Tchad : entre routes bitumées, délestages et chômage, les internautes dressent un bilan contrasté de Mahamat Idriss Déby
Pour une large partie des commentateurs, le véritable bilan ne se mesure pas seulement aux chantiers inaugurés, mais à l’amélioration concrète du pouvoir d’achat, de l’emploi, de l’accès à l’énergie, à l’eau, à la santé et à la justice.
Deux ans après la mise en œuvre du programme présidentiel de Mahamat Idriss Déby Itno, Alwihda Info a interrogé ses internautes : « Estimez-vous que les résultats sont visibles dans votre quotidien ? » Les réactions recueillies dessinent une opinion fortement partagée, parfois passionnée, souvent critique, mais rarement indifférente.
À la lecture des commentaires, une première tendance se dégage : les infrastructures routières sont le domaine le plus souvent cité par les internautes favorables au bilan présidentiel. Plusieurs participants reconnaissent des avancées, notamment à N’Djamena et dans certaines provinces. Pour ces internautes, les routes bitumées, les chantiers visibles et certains travaux publics traduisent une volonté de modernisation. Certains parlent même d’un « net changement » perceptible à travers la construction des routes, tandis que d’autres évoquent une amélioration en matière de sécurité.
Cette appréciation positive reste toutefois rarement sans réserve. Même parmi ceux qui reconnaissent des progrès, beaucoup estiment que les réalisations visibles ne suffisent pas encore à transformer le quotidien des populations.
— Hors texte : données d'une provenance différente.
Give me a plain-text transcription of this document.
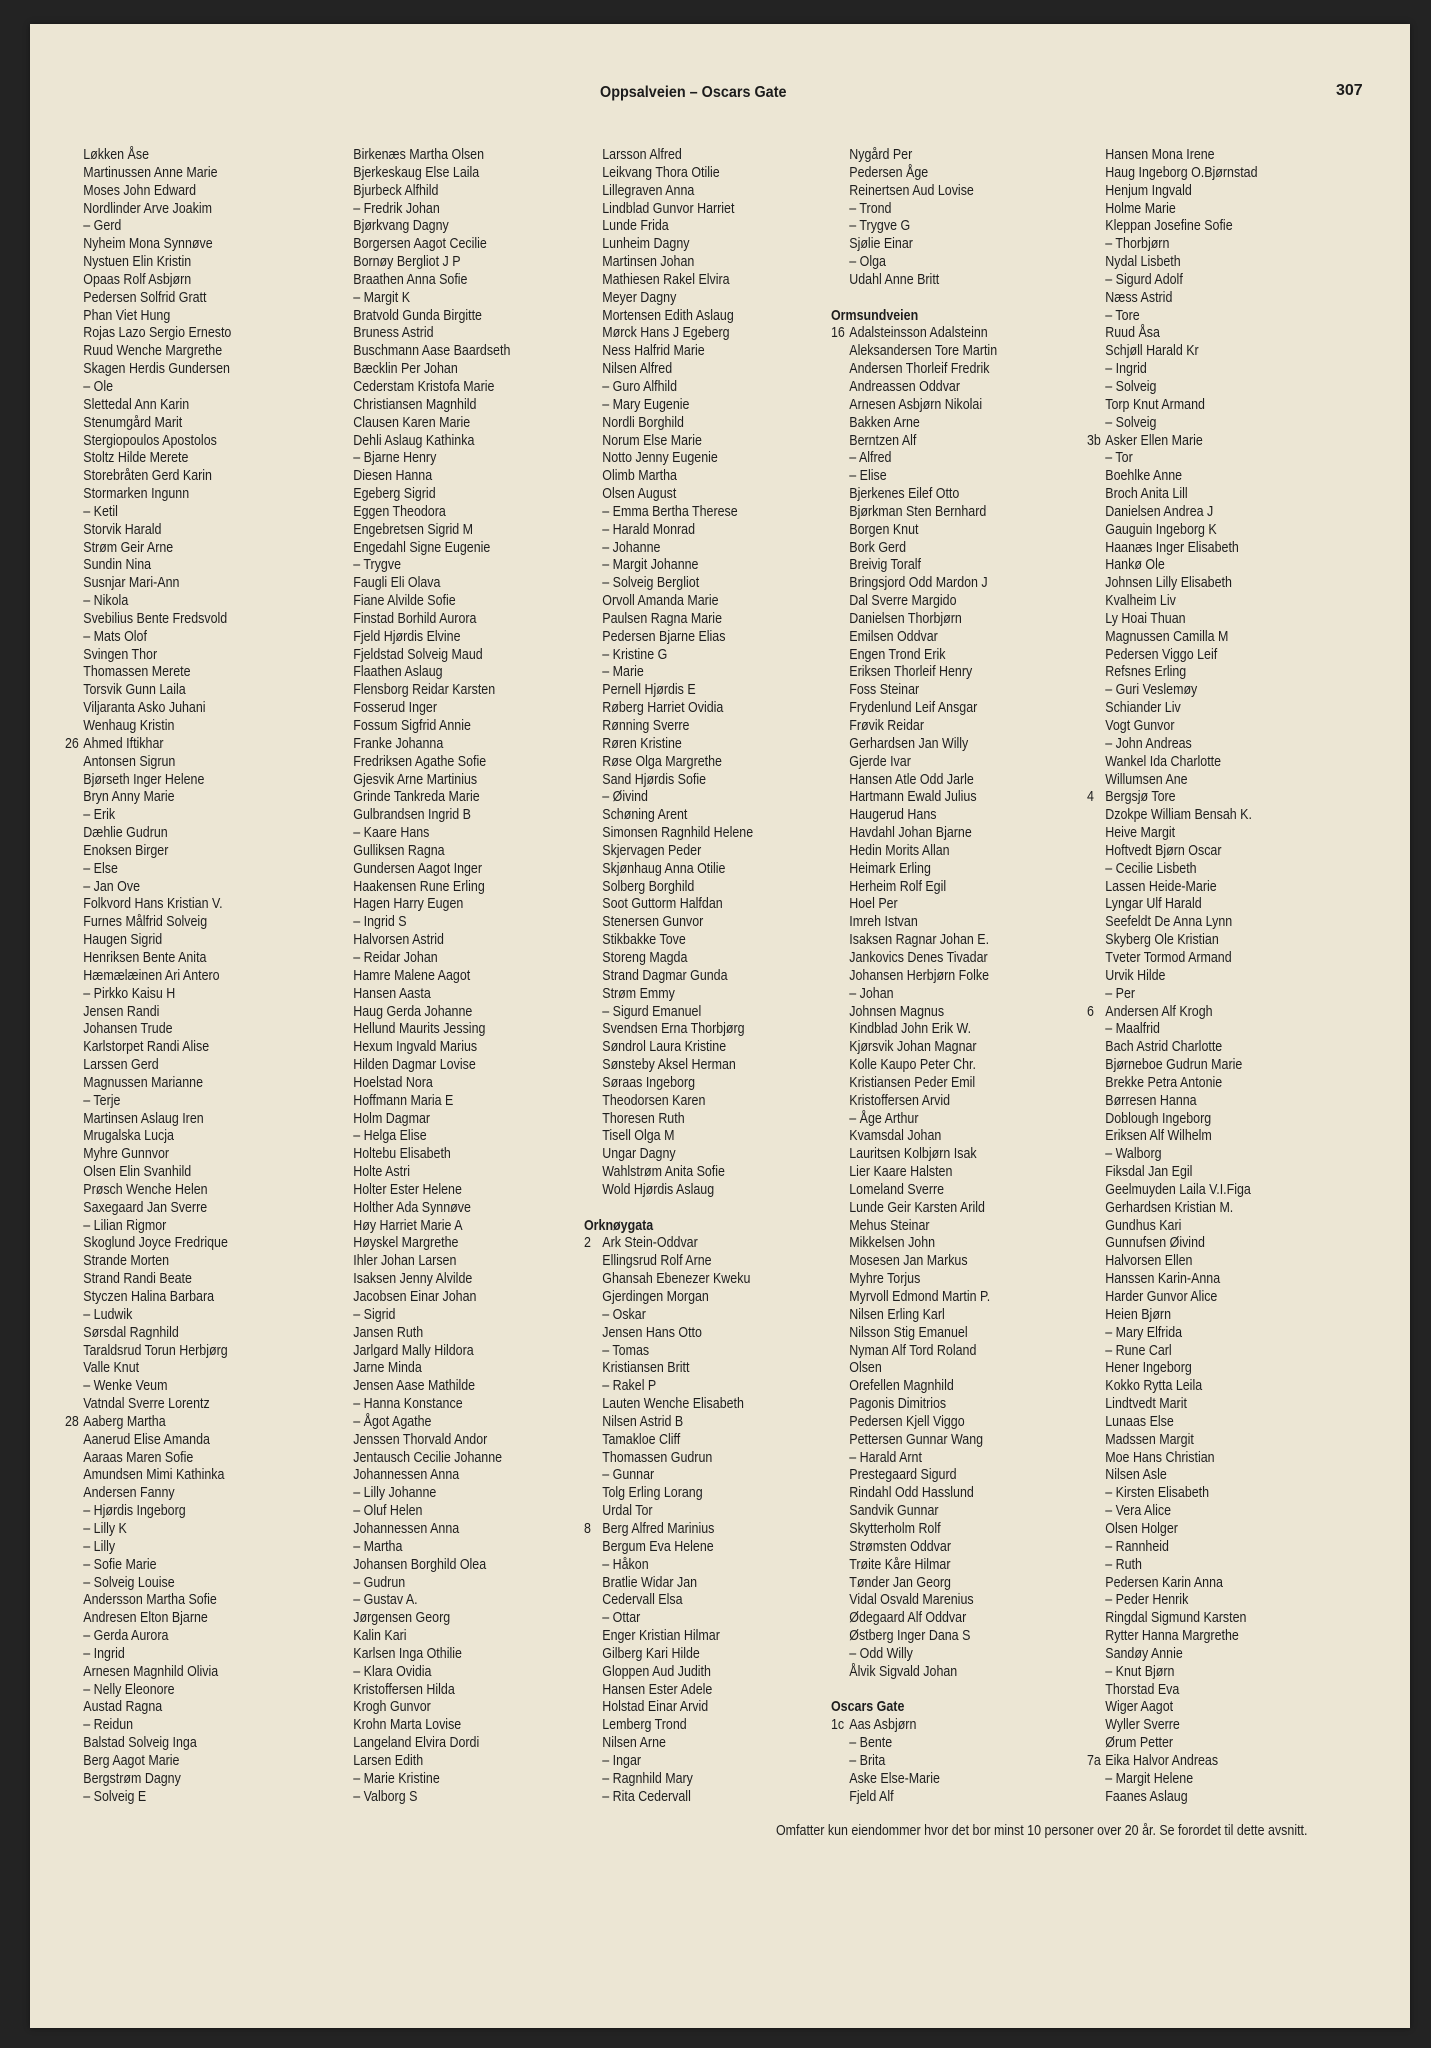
Oppsalveien – Oscars Gate	307
Løkken Åse
Martinussen Anne Marie
Moses John Edward
Nordlinder Arve Joakim
– Gerd
Nyheim Mona Synnøve
Nystuen Elin Kristin
Opaas Rolf Asbjørn
Pedersen Solfrid Gratt
Phan Viet Hung
Rojas Lazo Sergio Ernesto
Ruud Wenche Margrethe
Skagen Herdis Gundersen
– Ole
Slettedal Ann Karin
Stenumgård Marit
Stergiopoulos Apostolos
Stoltz Hilde Merete
Storebråten Gerd Karin
Stormarken Ingunn
– Ketil
Storvik Harald
Strøm Geir Arne
Sundin Nina
Susnjar Mari-Ann
– Nikola
Svebilius Bente Fredsvold
– Mats Olof
Svingen Thor
Thomassen Merete
Torsvik Gunn Laila
Viljaranta Asko Juhani
Wenhaug Kristin
26 Ahmed Iftikhar
Antonsen Sigrun
Bjørseth Inger Helene
Bryn Anny Marie
– Erik
Dæhlie Gudrun
Enoksen Birger
– Else
– Jan Ove
Folkvord Hans Kristian V.
Furnes Målfrid Solveig
Haugen Sigrid
Henriksen Bente Anita
Hæmælæinen Ari Antero
– Pirkko Kaisu H
Jensen Randi
Johansen Trude
Karlstorpet Randi Alise
Larssen Gerd
Magnussen Marianne
– Terje
Martinsen Aslaug Iren
Mrugalska Lucja
Myhre Gunnvor
Olsen Elin Svanhild
Prøsch Wenche Helen
Saxegaard Jan Sverre
– Lilian Rigmor
Skoglund Joyce Fredrique
Strande Morten
Strand Randi Beate
Styczen Halina Barbara
– Ludwik
Sørsdal Ragnhild
Taraldsrud Torun Herbjørg
Valle Knut
– Wenke Veum
Vatndal Sverre Lorentz
28 Aaberg Martha
Aanerud Elise Amanda
Aaraas Maren Sofie
Amundsen Mimi Kathinka
Andersen Fanny
– Hjørdis Ingeborg
– Lilly K
– Lilly
– Sofie Marie
– Solveig Louise
Andersson Martha Sofie
Andresen Elton Bjarne
– Gerda Aurora
– Ingrid
Arnesen Magnhild Olivia
– Nelly Eleonore
Austad Ragna
– Reidun
Balstad Solveig Inga
Berg Aagot Marie
Bergstrøm Dagny
– Solveig E
Birkenæs Martha Olsen
Bjerkeskaug Else Laila
Bjurbeck Alfhild
– Fredrik Johan
Bjørkvang Dagny
Borgersen Aagot Cecilie
Bornøy Bergliot J P
Braathen Anna Sofie
– Margit K
Bratvold Gunda Birgitte
Bruness Astrid
Buschmann Aase Baardseth
Bæcklin Per Johan
Cederstam Kristofa Marie
Christiansen Magnhild
Clausen Karen Marie
Dehli Aslaug Kathinka
– Bjarne Henry
Diesen Hanna
Egeberg Sigrid
Eggen Theodora
Engebretsen Sigrid M
Engedahl Signe Eugenie
– Trygve
Faugli Eli Olava
Fiane Alvilde Sofie
Finstad Borhild Aurora
Fjeld Hjørdis Elvine
Fjeldstad Solveig Maud
Flaathen Aslaug
Flensborg Reidar Karsten
Fosserud Inger
Fossum Sigfrid Annie
Franke Johanna
Fredriksen Agathe Sofie
Gjesvik Arne Martinius
Grinde Tankreda Marie
Gulbrandsen Ingrid B
– Kaare Hans
Gulliksen Ragna
Gundersen Aagot Inger
Haakensen Rune Erling
Hagen Harry Eugen
– Ingrid S
Halvorsen Astrid
– Reidar Johan
Hamre Malene Aagot
Hansen Aasta
Haug Gerda Johanne
Hellund Maurits Jessing
Hexum Ingvald Marius
Hilden Dagmar Lovise
Hoelstad Nora
Hoffmann Maria E
Holm Dagmar
– Helga Elise
Holtebu Elisabeth
Holte Astri
Holter Ester Helene
Holther Ada Synnøve
Høy Harriet Marie A
Høyskel Margrethe
Ihler Johan Larsen
Isaksen Jenny Alvilde
Jacobsen Einar Johan
– Sigrid
Jansen Ruth
Jarlgard Mally Hildora
Jarne Minda
Jensen Aase Mathilde
– Hanna Konstance
– Ågot Agathe
Jenssen Thorvald Andor
Jentausch Cecilie Johanne
Johannessen Anna
– Lilly Johanne
– Oluf Helen
Johannessen Anna
– Martha
Johansen Borghild Olea
– Gudrun
– Gustav A.
Jørgensen Georg
Kalin Kari
Karlsen Inga Othilie
– Klara Ovidia
Kristoffersen Hilda
Krogh Gunvor
Krohn Marta Lovise
Langeland Elvira Dordi
Larsen Edith
– Marie Kristine
– Valborg S
Larsson Alfred
Leikvang Thora Otilie
Lillegraven Anna
Lindblad Gunvor Harriet
Lunde Frida
Lunheim Dagny
Martinsen Johan
Mathiesen Rakel Elvira
Meyer Dagny
Mortensen Edith Aslaug
Mørck Hans J Egeberg
Ness Halfrid Marie
Nilsen Alfred
– Guro Alfhild
– Mary Eugenie
Nordli Borghild
Norum Else Marie
Notto Jenny Eugenie
Olimb Martha
Olsen August
– Emma Bertha Therese
– Harald Monrad
– Johanne
– Margit Johanne
– Solveig Bergliot
Orvoll Amanda Marie
Paulsen Ragna Marie
Pedersen Bjarne Elias
– Kristine G
– Marie
Pernell Hjørdis E
Røberg Harriet Ovidia
Rønning Sverre
Røren Kristine
Røse Olga Margrethe
Sand Hjørdis Sofie
– Øivind
Schøning Arent
Simonsen Ragnhild Helene
Skjervagen Peder
Skjønhaug Anna Otilie
Solberg Borghild
Soot Guttorm Halfdan
Stenersen Gunvor
Stikbakke Tove
Storeng Magda
Strand Dagmar Gunda
Strøm Emmy
– Sigurd Emanuel
Svendsen Erna Thorbjørg
Søndrol Laura Kristine
Sønsteby Aksel Herman
Søraas Ingeborg
Theodorsen Karen
Thoresen Ruth
Tisell Olga M
Ungar Dagny
Wahlstrøm Anita Sofie
Wold Hjørdis Aslaug
Orknøygata
2 Ark Stein-Oddvar
Ellingsrud Rolf Arne
Ghansah Ebenezer Kweku
Gjerdingen Morgan
– Oskar
Jensen Hans Otto
– Tomas
Kristiansen Britt
– Rakel P
Lauten Wenche Elisabeth
Nilsen Astrid B
Tamakloe Cliff
Thomassen Gudrun
– Gunnar
Tolg Erling Lorang
Urdal Tor
8 Berg Alfred Marinius
Bergum Eva Helene
– Håkon
Bratlie Widar Jan
Cedervall Elsa
– Ottar
Enger Kristian Hilmar
Gilberg Kari Hilde
Gloppen Aud Judith
Hansen Ester Adele
Holstad Einar Arvid
Lemberg Trond
Nilsen Arne
– Ingar
– Ragnhild Mary
– Rita Cedervall
Nygård Per
Pedersen Åge
Reinertsen Aud Lovise
– Trond
– Trygve G
Sjølie Einar
– Olga
Udahl Anne Britt
Ormsundveien
16 Adalsteinsson Adalsteinn
Aleksandersen Tore Martin
Andersen Thorleif Fredrik
Andreassen Oddvar
Arnesen Asbjørn Nikolai
Bakken Arne
Berntzen Alf
– Alfred
– Elise
Bjerkenes Eilef Otto
Bjørkman Sten Bernhard
Borgen Knut
Bork Gerd
Breivig Toralf
Bringsjord Odd Mardon J
Dal Sverre Margido
Danielsen Thorbjørn
Emilsen Oddvar
Engen Trond Erik
Eriksen Thorleif Henry
Foss Steinar
Frydenlund Leif Ansgar
Frøvik Reidar
Gerhardsen Jan Willy
Gjerde Ivar
Hansen Atle Odd Jarle
Hartmann Ewald Julius
Haugerud Hans
Havdahl Johan Bjarne
Hedin Morits Allan
Heimark Erling
Herheim Rolf Egil
Hoel Per
Imreh Istvan
Isaksen Ragnar Johan E.
Jankovics Denes Tivadar
Johansen Herbjørn Folke
– Johan
Johnsen Magnus
Kindblad John Erik W.
Kjørsvik Johan Magnar
Kolle Kaupo Peter Chr.
Kristiansen Peder Emil
Kristoffersen Arvid
– Åge Arthur
Kvamsdal Johan
Lauritsen Kolbjørn Isak
Lier Kaare Halsten
Lomeland Sverre
Lunde Geir Karsten Arild
Mehus Steinar
Mikkelsen John
Mosesen Jan Markus
Myhre Torjus
Myrvoll Edmond Martin P.
Nilsen Erling Karl
Nilsson Stig Emanuel
Nyman Alf Tord Roland
Olsen
Orefellen Magnhild
Pagonis Dimitrios
Pedersen Kjell Viggo
Pettersen Gunnar Wang
– Harald Arnt
Prestegaard Sigurd
Rindahl Odd Hasslund
Sandvik Gunnar
Skytterholm Rolf
Strømsten Oddvar
Trøite Kåre Hilmar
Tønder Jan Georg
Vidal Osvald Marenius
Ødegaard Alf Oddvar
Østberg Inger Dana S
– Odd Willy
Ålvik Sigvald Johan
Oscars Gate
1c Aas Asbjørn
– Bente
– Brita
Aske Else-Marie
Fjeld Alf
Hansen Mona Irene
Haug Ingeborg O.Bjørnstad
Henjum Ingvald
Holme Marie
Kleppan Josefine Sofie
– Thorbjørn
Nydal Lisbeth
– Sigurd Adolf
Næss Astrid
– Tore
Ruud Åsa
Schjøll Harald Kr
– Ingrid
– Solveig
Torp Knut Armand
– Solveig
3b Asker Ellen Marie
– Tor
Boehlke Anne
Broch Anita Lill
Danielsen Andrea J
Gauguin Ingeborg K
Haanæs Inger Elisabeth
Hankø Ole
Johnsen Lilly Elisabeth
Kvalheim Liv
Ly Hoai Thuan
Magnussen Camilla M
Pedersen Viggo Leif
Refsnes Erling
– Guri Veslemøy
Schiander Liv
Vogt Gunvor
– John Andreas
Wankel Ida Charlotte
Willumsen Ane
4 Bergsjø Tore
Dzokpe William Bensah K.
Heive Margit
Hoftvedt Bjørn Oscar
– Cecilie Lisbeth
Lassen Heide-Marie
Lyngar Ulf Harald
Seefeldt De Anna Lynn
Skyberg Ole Kristian
Tveter Tormod Armand
Urvik Hilde
– Per
6 Andersen Alf Krogh
– Maalfrid
Bach Astrid Charlotte
Bjørneboe Gudrun Marie
Brekke Petra Antonie
Børresen Hanna
Doblough Ingeborg
Eriksen Alf Wilhelm
– Walborg
Fiksdal Jan Egil
Geelmuyden Laila V.I.Figa
Gerhardsen Kristian M.
Gundhus Kari
Gunnufsen Øivind
Halvorsen Ellen
Hanssen Karin-Anna
Harder Gunvor Alice
Heien Bjørn
– Mary Elfrida
– Rune Carl
Hener Ingeborg
Kokko Rytta Leila
Lindtvedt Marit
Lunaas Else
Madssen Margit
Moe Hans Christian
Nilsen Asle
– Kirsten Elisabeth
– Vera Alice
Olsen Holger
– Rannheid
– Ruth
Pedersen Karin Anna
– Peder Henrik
Ringdal Sigmund Karsten
Rytter Hanna Margrethe
Sandøy Annie
– Knut Bjørn
Thorstad Eva
Wiger Aagot
Wyller Sverre
Ørum Petter
7a Eika Halvor Andreas
– Margit Helene
Faanes Aslaug
Omfatter kun eiendommer hvor det bor minst 10 personer over 20 år. Se forordet til dette avsnitt.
Les internautes les plus nuancés relèvent des avancées dans les infrastructures, tout en soulignant que les résultats demeurent limités face au coût de la vie, au chômage des jeunes, à l’accès à l’eau, à l’électricité, à la santé ou encore à l’éducation.
L’électricité apparaît comme l’un des principaux points noirs du bilan perçu par les citoyens. Plusieurs commentaires reviennent sur les coupures récurrentes, parfois avec ironie, parfois avec colère. Un internaute rappelle notamment une promesse ancienne sur la fin des délestages, estimant que la situation reste loin des attentes. D’autres résument leur frustration par des formules directes : « pas d’eau, pas d’électricité » ou encore « l’électricité 1 % ».
Le chômage des jeunes constitue l’autre grande préoccupation exprimée. Plusieurs internautes considèrent que les efforts dans les infrastructures ne peuvent pas masquer l’absence de perspectives pour une partie importante de la jeunesse. Certains évoquent l’employabilité, l’accès à la fonction publique, la marginalisation des jeunes diplômés et le sentiment d’exclusion dans les opportunités économiques.
Une partie importante des réactions se montre plus sévère. Pour ces internautes, le bilan n’est pas seulement insuffisant ; il est jugé négatif. Les critiques portent sur la vie chère, la pauvreté, les conflits intercommunautaires, l’insécurité, la justice, les nominations, la corruption et le sentiment d’injustice sociale. Certains commentaires évoquent une « régression », tandis que d’autres parlent d’un bilan « catastrophique » ou « médiocre ».
Au-delà des questions économiques et sociales, les commentaires révèlent aussi une inquiétude politique. Plusieurs internautes associent le bilan à la situation des libertés publiques, aux arrestations, à la place de l’opposition et au climat de peur dans l’expression publique. Certains répondent par l’ironie, affirmant que les résultats les plus visibles seraient les arrestations ou l’emprisonnement des opposants.